Pop stock and cryptocurrency trading app Robinhood has surpassed its financing goals by raising $280 million in Series F funding at an $8.3 billion valuation.

Publicly announced May 4, the Series F was led by venture majuscule firm Sequoia, alongside existing and new investors that included NEA, Ribbit Capital, 9Yards Upper-case letter and Unusual Ventures.

Last month, Cointelegraph reported that Robinhood had ostensibly been seeking to raise $250 million at an approximate valuation of $8 billion.

Aslope traditional equities and options, the app'southward commission-free crypto trading service supports major coins such as Bitcoin (BTC), Ether (ETH), Bitcoin Cash (BCH) and Litecoin (LTC), besides every bit smaller-cap cryptocurrencies similar Ethereum Archetype (ETC) and Dogecoin (DOGE).

Appetite for trading surged during March volatility

Robinhood's enhance comes presently after a serial of high-profile outages on its platform this March — ane of which purportedly made Robinhood traders miss out on the biggest one-day bespeak proceeds in the Dow Jones' history.

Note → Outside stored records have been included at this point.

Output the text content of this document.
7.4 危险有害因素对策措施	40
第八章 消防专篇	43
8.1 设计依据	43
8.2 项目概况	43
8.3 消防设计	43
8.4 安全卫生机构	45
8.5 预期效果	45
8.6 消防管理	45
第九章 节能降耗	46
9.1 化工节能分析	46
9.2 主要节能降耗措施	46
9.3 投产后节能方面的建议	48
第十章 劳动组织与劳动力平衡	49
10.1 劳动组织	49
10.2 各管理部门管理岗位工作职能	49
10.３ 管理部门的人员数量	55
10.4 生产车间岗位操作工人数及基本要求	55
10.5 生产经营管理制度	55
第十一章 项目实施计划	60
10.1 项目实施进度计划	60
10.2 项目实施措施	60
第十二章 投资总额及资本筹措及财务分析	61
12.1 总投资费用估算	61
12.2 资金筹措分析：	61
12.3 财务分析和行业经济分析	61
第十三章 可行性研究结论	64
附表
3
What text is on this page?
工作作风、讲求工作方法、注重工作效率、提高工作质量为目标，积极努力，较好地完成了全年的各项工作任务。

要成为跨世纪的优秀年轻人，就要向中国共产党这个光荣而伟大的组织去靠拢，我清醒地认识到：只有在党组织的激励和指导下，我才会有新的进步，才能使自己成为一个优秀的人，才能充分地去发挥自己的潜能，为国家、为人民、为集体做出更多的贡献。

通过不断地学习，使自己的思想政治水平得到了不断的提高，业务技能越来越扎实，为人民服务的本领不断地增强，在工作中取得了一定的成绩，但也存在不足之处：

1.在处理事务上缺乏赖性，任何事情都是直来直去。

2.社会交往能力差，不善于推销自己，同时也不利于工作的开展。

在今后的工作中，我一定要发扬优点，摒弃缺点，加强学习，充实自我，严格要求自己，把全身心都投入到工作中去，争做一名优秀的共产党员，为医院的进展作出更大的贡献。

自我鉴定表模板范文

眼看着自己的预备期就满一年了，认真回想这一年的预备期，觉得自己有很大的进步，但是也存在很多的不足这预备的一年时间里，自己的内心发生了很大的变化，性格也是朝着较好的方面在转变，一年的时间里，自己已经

The app has nonetheless seen record revenue growth during the COVID-xix pandemic, ascent from $twenty 1000000 in March 2022 to $60 million March 2022.

In its Series F proclamation yesterday, Robinhood said it was "humbled that people are turning to Robinhood" amid "challenging times and market volatility."

Then far in 2022, the app has reportedly added over three million funded accounts; one-half of new users this twelvemonth are apparently outset-time investors.

The aftermath of the March logjam

At the end of March, Robinhood confirmed it had been contacting users affected past the calendar month's outages, pledging to reimburse them in dollars at a sum to be determined on a example-by-example basis.

The company has declined to comment on the full number of affected users. Information technology faces at to the lowest degree one federal class lawsuit filed on behalf of several traders post-obit an outage at the start of March.